Friedberg finds a case in point with Tony, the imaginary friend of young Danny Torrance in Stephen King's horror novel, The Shining, and director Stanley Kubrick's 1980 movie version. Danny depicts the creepy Tony as a wriggling finger. "Tony, I'm scared," he says.

In real life, a figure like Tony would be a troubled or abused child's try at a coping mechanism, but not a very good one -- not a way to recovery.

• The final sign of a good make-believe playmate is that he goes away in favor of a real relationship.

Ultimately, Friedberg says, "you can't play catch with an imaginary companion."

THINK SO

Newspaper readers of Bil Keene's comic feature, The Family Circle, saw a common sort of figment in action. The kids blamed accidents and misbehaviors on "Not Me," a ghostlike little figure that ran around, tracking dirt and filching cookies.

Imaginary blame-catchers give make-believe friends a bad name. In fact, the idea of any sort of relationship with the invisible makes some people see squirrels in the rafters.

Scoffers include the German philosopher Frederick Nietzsche. "There is not enough love and goodness in the world," he said, "to permit giving any of it away to imaginary beings."

A search for "imaginary friends" on the Internet turns up tale after tale of strange things parents supposedly have heard children say about their imaginary friends -- dead playmates that hide in the closet.

More often, children come up with make-believe friends to have the sort of perfect-match relationships that real-life seldom provides.

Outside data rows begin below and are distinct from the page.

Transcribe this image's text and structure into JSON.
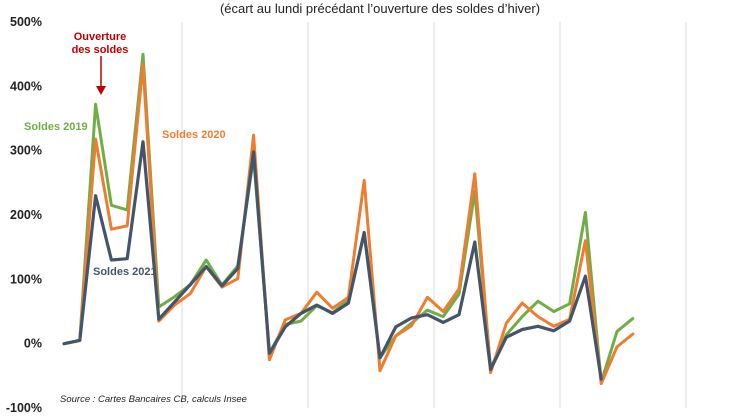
{
  "chart_data": {
    "type": "line",
    "subtitle": "(écart au lundi précédant l’ouverture des soldes d’hiver)",
    "ylim": [
      -100,
      500
    ],
    "yticks": [
      500,
      400,
      300,
      200,
      100,
      0,
      -100
    ],
    "ytick_labels": [
      "500%",
      "400%",
      "300%",
      "200%",
      "100%",
      "0%",
      "-100%"
    ],
    "grid": "vertical",
    "source": "Source : Cartes Bancaires CB, calculs Insee",
    "annotations": {
      "opening": "Ouverture\ndes soldes",
      "s2019": "Soldes 2019",
      "s2020": "Soldes 2020",
      "s2021": "Soldes 2021"
    },
    "colors": {
      "s2019": "#70ad47",
      "s2020": "#ed7d31",
      "s2021": "#44546a",
      "opening": "#c00000"
    },
    "x": [
      1,
      2,
      3,
      4,
      5,
      6,
      7,
      8,
      9,
      10,
      11,
      12,
      13,
      14,
      15,
      16,
      17,
      18,
      19,
      20,
      21,
      22,
      23,
      24,
      25,
      26,
      27,
      28,
      29,
      30,
      31,
      32,
      33,
      34,
      35,
      36,
      37,
      38,
      39,
      40,
      41,
      42,
      43
    ],
    "series": [
      {
        "name": "Soldes 2019",
        "values": [
          0,
          5,
          372,
          215,
          208,
          450,
          57,
          73,
          92,
          130,
          91,
          121,
          290,
          -15,
          30,
          35,
          59,
          48,
          68,
          170,
          -22,
          12,
          32,
          52,
          42,
          77,
          237,
          -38,
          14,
          42,
          66,
          50,
          62,
          204,
          -60,
          19,
          39,
          null,
          null,
          null,
          null,
          null,
          null
        ]
      },
      {
        "name": "Soldes 2020",
        "values": [
          0,
          5,
          318,
          178,
          183,
          434,
          35,
          60,
          78,
          120,
          88,
          101,
          324,
          -25,
          37,
          47,
          80,
          55,
          72,
          254,
          -42,
          12,
          28,
          72,
          50,
          85,
          264,
          -45,
          32,
          63,
          42,
          27,
          38,
          160,
          -62,
          -5,
          15,
          null,
          null,
          null,
          null,
          null,
          null
        ]
      },
      {
        "name": "Soldes 2021",
        "values": [
          0,
          5,
          230,
          130,
          132,
          314,
          38,
          65,
          92,
          120,
          90,
          117,
          298,
          -15,
          26,
          47,
          60,
          47,
          63,
          173,
          -22,
          26,
          40,
          45,
          33,
          45,
          158,
          -40,
          10,
          22,
          27,
          20,
          35,
          105,
          -55,
          null,
          null,
          null,
          null,
          null,
          null,
          null,
          null
        ]
      }
    ]
  }
}
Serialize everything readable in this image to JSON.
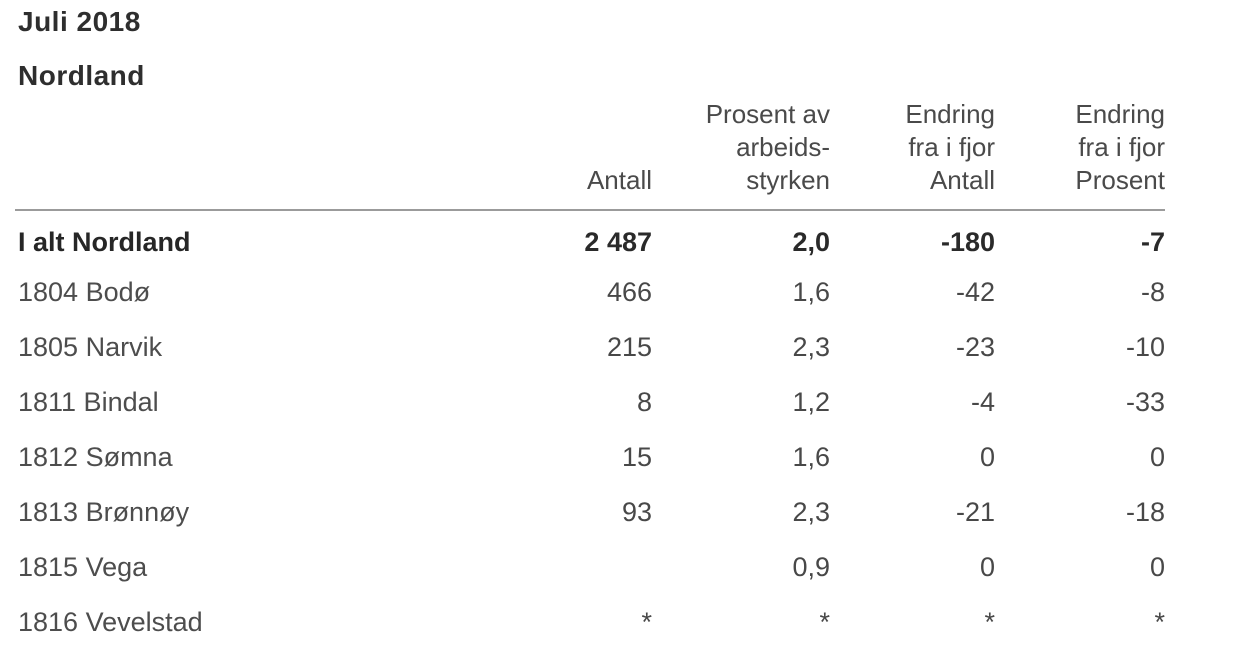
{
  "page": {
    "title": "Juli 2018",
    "subtitle": "Nordland"
  },
  "table": {
    "columns": {
      "label": "",
      "antall": "Antall",
      "prosent": "Prosent av\narbeids-\nstyrken",
      "endring_antall": "Endring\nfra i fjor\nAntall",
      "endring_prosent": "Endring\nfra i fjor\nProsent"
    },
    "rows": [
      {
        "label": "I alt Nordland",
        "antall": "2 487",
        "prosent": "2,0",
        "endring_antall": "-180",
        "endring_prosent": "-7",
        "bold": true
      },
      {
        "label": "1804 Bodø",
        "antall": "466",
        "prosent": "1,6",
        "endring_antall": "-42",
        "endring_prosent": "-8",
        "bold": false
      },
      {
        "label": "1805 Narvik",
        "antall": "215",
        "prosent": "2,3",
        "endring_antall": "-23",
        "endring_prosent": "-10",
        "bold": false
      },
      {
        "label": "1811 Bindal",
        "antall": "8",
        "prosent": "1,2",
        "endring_antall": "-4",
        "endring_prosent": "-33",
        "bold": false
      },
      {
        "label": "1812 Sømna",
        "antall": "15",
        "prosent": "1,6",
        "endring_antall": "0",
        "endring_prosent": "0",
        "bold": false
      },
      {
        "label": "1813 Brønnøy",
        "antall": "93",
        "prosent": "2,3",
        "endring_antall": "-21",
        "endring_prosent": "-18",
        "bold": false
      },
      {
        "label": "1815 Vega",
        "antall": "",
        "prosent": "0,9",
        "endring_antall": "0",
        "endring_prosent": "0",
        "bold": false
      },
      {
        "label": "1816 Vevelstad",
        "antall": "*",
        "prosent": "*",
        "endring_antall": "*",
        "endring_prosent": "*",
        "bold": false
      }
    ]
  },
  "colors": {
    "text": "#484848",
    "heading": "#2e2e2e",
    "rule": "#9b9b9b",
    "background": "#ffffff"
  }
}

For now, only Beekle knows exactly where imaginary friends come from.

Friedberg and other researchers expect to see more focus on make-believe companions for what these characters have to say about child development. Friedrich expects more on the benefits of having an imaginary friend.

Rabbits and warriors, pirates and unicorns might tell a great deal about personality, intellect, coping strategies and how to know what's real.

For now -- would it hurt to read a bedtime story to a sleepy little friend who isn't there?